Building a balanced meal for your toddler may seem daunting.
"Where do I start? How much should they eat? How often should they eat?"- there are probably many questions swirling around in your head.
As someone who’s built their business on healthy, plant-based meals for little ones, as well as having a little one myself, I’ve been there and here to share my tips with you.
You’ll find it’s not too challenging when you break it down.
Starting at the top, it’s important to think about what your toddler needs each day and then build their meal schedule around this. A good reliable source is the British Nutrition Society (2023). They nicely break down what your vegetarian infant needs each day:
- 5+ portions of fruit and vegetables
- 5+ portions of starchy carbohydrates
- 3+ portions of dairy
- 3+ portions of protein (2+ portions for non-vegetarian)
It’s also important to remember that a portion for an infant is very different to that of an adult. It’s usually only a couple of tablespoons.
“I found the above guide super helpful, so I could mentally tick off that I’ve given my little one everything he needed each day.
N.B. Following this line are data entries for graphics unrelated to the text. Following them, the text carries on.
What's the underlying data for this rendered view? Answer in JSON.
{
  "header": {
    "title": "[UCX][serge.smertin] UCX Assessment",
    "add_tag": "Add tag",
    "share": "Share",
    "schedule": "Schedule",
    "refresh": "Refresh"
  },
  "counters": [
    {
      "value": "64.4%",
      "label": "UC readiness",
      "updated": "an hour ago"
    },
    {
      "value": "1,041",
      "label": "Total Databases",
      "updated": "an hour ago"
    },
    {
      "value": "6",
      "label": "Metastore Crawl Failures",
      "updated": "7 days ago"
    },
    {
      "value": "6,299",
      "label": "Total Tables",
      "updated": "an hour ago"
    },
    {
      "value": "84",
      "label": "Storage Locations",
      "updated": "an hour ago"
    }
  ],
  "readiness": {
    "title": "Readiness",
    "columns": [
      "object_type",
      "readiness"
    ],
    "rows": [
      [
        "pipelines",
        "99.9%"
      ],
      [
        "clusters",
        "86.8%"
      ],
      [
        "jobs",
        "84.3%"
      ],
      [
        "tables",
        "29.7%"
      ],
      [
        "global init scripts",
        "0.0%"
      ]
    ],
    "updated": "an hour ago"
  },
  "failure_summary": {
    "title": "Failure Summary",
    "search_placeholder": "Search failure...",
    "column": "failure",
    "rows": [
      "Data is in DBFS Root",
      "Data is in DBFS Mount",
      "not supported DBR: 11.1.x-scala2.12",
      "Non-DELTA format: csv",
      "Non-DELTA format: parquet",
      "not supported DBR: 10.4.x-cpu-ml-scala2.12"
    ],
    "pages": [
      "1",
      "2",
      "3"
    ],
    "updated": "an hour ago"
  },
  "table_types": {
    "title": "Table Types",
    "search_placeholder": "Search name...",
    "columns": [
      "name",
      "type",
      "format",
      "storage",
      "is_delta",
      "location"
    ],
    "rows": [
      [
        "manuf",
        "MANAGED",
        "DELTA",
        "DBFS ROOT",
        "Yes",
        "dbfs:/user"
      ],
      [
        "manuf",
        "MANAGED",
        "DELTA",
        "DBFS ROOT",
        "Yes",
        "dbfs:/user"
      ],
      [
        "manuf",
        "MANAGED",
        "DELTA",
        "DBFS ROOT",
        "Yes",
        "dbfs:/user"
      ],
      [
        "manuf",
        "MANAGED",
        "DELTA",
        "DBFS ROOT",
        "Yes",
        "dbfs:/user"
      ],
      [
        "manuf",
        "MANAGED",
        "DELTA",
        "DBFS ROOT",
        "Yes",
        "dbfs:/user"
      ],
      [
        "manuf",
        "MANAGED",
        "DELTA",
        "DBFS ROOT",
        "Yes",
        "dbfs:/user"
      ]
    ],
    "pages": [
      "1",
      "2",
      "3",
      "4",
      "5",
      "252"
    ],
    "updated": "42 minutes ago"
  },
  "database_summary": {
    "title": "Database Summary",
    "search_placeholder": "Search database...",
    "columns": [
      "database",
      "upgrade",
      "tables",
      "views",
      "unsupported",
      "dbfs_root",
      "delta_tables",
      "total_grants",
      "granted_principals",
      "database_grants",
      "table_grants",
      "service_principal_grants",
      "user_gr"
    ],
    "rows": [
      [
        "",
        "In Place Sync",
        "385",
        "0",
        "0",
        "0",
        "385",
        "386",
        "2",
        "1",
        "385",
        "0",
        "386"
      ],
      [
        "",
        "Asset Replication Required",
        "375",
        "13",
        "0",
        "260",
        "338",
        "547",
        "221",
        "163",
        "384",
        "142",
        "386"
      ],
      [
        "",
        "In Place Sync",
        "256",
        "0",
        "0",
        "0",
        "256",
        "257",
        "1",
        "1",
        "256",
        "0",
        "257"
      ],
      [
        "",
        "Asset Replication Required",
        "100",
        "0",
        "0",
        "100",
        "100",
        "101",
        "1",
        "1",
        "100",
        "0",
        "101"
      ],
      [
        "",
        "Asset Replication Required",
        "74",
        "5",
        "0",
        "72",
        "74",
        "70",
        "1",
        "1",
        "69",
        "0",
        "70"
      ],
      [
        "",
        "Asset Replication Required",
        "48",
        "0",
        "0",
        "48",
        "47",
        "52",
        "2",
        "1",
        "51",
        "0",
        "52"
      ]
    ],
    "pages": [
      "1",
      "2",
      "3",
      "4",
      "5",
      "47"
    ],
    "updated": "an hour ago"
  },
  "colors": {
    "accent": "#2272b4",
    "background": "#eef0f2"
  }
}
I even put it on my fridge door in the beginning!”
Here are some Indian-inspired ideas for the different categories:
- Plant-based Dairy: plant-based yoghurt, plant-based milk or a couple of cubes of plant-based paneer
- Fruits & Vegetables: Carrot sticks or some slices of apple
- Starchy carbohydrates: Chapati or rice
- Protein: pulses, lentils or beans
Be aware that beans, peas and lentils and other high-fibre foods might fill your infants’ tummy too quickly, limiting their calorie intake. Make sure these are balanced with lower-fibre foods.
A little one’s tummy is a lot smaller than ours so they’ll need little and often meals throughout the day.
Next, you need to think about structuring their meals across the day. I’d recommend breakfast, snack 1, lunch, snack 2 and then dinner. A little one’s tummy is a lot smaller than ours so they’ll need little and often meals throughout the day.
And finally, you will need to think about constructing a meal. Just like adults, toddlers need the three macros - protein, carbohydrates and fats. These are your building blocks for any nutritious meal. At this stage, I’d also think about balanced meals that the whole family can eat and then segment the toddler’s meal instead of cooking multiple meals- no one needs that at dinnertime. You can also keep some healthy, plant-based My Veggie Bubba meals in your freezer for those busy days!
And that’s a wrap on my top tips for structuring your little one’s eating schedule.